ATI RN
ATI Mental Health Proctored Exam 2023 Quizlet
1. When a husband accuses his wife of infidelity, which situation would indicate to the nurse the husband's use of the ego defense mechanism of projection?
- A. The husband cries and stamps his feet, demanding that his wife be true to her marriage vows.
- B. The husband ignores the wife's continued absence from the home.
- C. The husband has already admitted to having an affair with a coworker.
- D. The husband takes out his marital frustrations through employee abuse.
Correct answer: C
Rationale: Projection is a defense mechanism where one attributes their unacceptable feelings or impulses to another person. In this scenario, the husband, by admitting to having an affair with a coworker, is projecting his infidelity onto his wife, indicating the use of the projection defense mechanism. Choice A is incorrect as it describes a different behavior, not projection. Choice B does not demonstrate projection but rather avoidance or denial. Choice D shows displacement of aggression, not projection.
2. When a patient with major depressive disorder is prescribed escitalopram, what potential side effect should the healthcare provider educate the patient about?
- A. Weight gain
- B. Insomnia
- C. Diarrhea
- D. Hypertension
Correct answer: B
Rationale: The correct answer is B: Insomnia. Escitalopram, a selective serotonin reuptake inhibitor (SSRI), commonly causes insomnia as a side effect. Patients should be informed about the possibility of experiencing difficulty falling or staying asleep when starting this medication. Choices A, C, and D are incorrect because weight gain, diarrhea, and hypertension are not typically associated with escitalopram use.
3. A healthcare professional is assessing a client diagnosed with anorexia nervosa. Which of the following findings shouldn't the professional expect?
- A. Amenorrhea
- B. Lanugo
- C. Hypotension
- D. Hyperkalemia
Correct answer: D
Rationale: When assessing a client diagnosed with anorexia nervosa, healthcare professionals should expect findings such as amenorrhea, lanugo, hypotension, and bradycardia. Hyperkalemia is not typically associated with anorexia nervosa; instead, hypokalemia, which is low potassium levels, is more commonly seen in these individuals due to malnutrition and other factors.
4. A client diagnosed with bipolar disorder is experiencing a manic episode. Which of the following actions should the nurse take first?
- A. Encourage the client to participate in group therapy.
- B. Place the client in a private room to decrease stimulation.
- C. Encourage the client to participate in physical activity.
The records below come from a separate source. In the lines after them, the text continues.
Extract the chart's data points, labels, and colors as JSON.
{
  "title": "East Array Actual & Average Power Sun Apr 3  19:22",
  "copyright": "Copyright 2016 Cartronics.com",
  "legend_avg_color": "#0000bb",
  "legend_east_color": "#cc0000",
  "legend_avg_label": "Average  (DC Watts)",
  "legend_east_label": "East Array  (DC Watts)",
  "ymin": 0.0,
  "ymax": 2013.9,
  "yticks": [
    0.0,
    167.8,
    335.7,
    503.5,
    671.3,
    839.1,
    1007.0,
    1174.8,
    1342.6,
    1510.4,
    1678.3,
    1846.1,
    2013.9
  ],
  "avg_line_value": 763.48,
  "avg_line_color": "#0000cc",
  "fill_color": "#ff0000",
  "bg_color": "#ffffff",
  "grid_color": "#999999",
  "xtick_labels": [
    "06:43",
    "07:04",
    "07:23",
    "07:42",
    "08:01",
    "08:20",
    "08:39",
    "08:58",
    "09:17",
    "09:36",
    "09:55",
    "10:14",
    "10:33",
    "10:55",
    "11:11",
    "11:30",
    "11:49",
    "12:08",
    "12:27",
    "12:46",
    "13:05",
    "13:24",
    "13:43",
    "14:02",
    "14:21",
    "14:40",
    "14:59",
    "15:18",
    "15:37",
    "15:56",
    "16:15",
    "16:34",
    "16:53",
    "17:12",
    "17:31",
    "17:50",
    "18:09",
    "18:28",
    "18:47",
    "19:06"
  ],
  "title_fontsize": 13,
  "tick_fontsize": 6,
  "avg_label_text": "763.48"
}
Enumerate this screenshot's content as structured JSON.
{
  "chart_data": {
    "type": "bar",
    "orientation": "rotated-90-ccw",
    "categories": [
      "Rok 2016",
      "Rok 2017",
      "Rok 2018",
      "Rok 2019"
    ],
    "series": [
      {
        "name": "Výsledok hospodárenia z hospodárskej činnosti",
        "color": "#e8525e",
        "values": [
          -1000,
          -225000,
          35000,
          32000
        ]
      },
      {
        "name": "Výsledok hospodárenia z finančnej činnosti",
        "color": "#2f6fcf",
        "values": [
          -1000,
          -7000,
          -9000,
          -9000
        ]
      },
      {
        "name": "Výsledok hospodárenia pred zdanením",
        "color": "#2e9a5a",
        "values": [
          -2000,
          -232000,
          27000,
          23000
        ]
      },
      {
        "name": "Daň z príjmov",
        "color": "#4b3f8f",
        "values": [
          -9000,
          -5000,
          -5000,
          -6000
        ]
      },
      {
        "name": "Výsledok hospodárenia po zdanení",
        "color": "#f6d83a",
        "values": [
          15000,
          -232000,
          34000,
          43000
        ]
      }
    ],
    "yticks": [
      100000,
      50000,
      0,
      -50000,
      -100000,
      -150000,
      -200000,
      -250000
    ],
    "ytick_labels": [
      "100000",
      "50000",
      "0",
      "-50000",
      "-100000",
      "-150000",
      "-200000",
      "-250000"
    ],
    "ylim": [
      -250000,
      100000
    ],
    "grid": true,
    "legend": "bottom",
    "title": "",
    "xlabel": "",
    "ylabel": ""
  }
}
- D. Administer a prescribed sedative.
Correct answer: B
Rationale: During a manic episode, individuals with bipolar disorder may be easily overstimulated. Placing the client in a private room to decrease environmental stimuli is the priority intervention. This action can help reduce the risk of exacerbating manic symptoms and promote a calmer environment for the client. Choice A is not the priority as group therapy may be overwhelming during a manic episode. Choice C could potentially increase stimulation rather than decrease it. Choice D should not be the first action as sedatives are generally not the initial intervention for managing manic episodes.
5. Upon admission, a client diagnosed with major depressive disorder needs the nurse to implement which of the following interventions first?
- A. Administer an antidepressant medication.
- B. Establish a trusting relationship with the client.
- C. Develop a plan of care with the client.
- D. Teach the client about the importance of medication compliance.
Correct answer: B
Rationale: The initial intervention the nurse should prioritize is to establish a trusting relationship with the client. Building trust is fundamental in fostering effective therapeutic communication and providing quality care. This foundational step lays the groundwork for further assessment, collaboration on care plans, and promoting treatment adherence. Administering medication or discussing compliance should come after the establishment of trust to ensure the client feels supported and understood.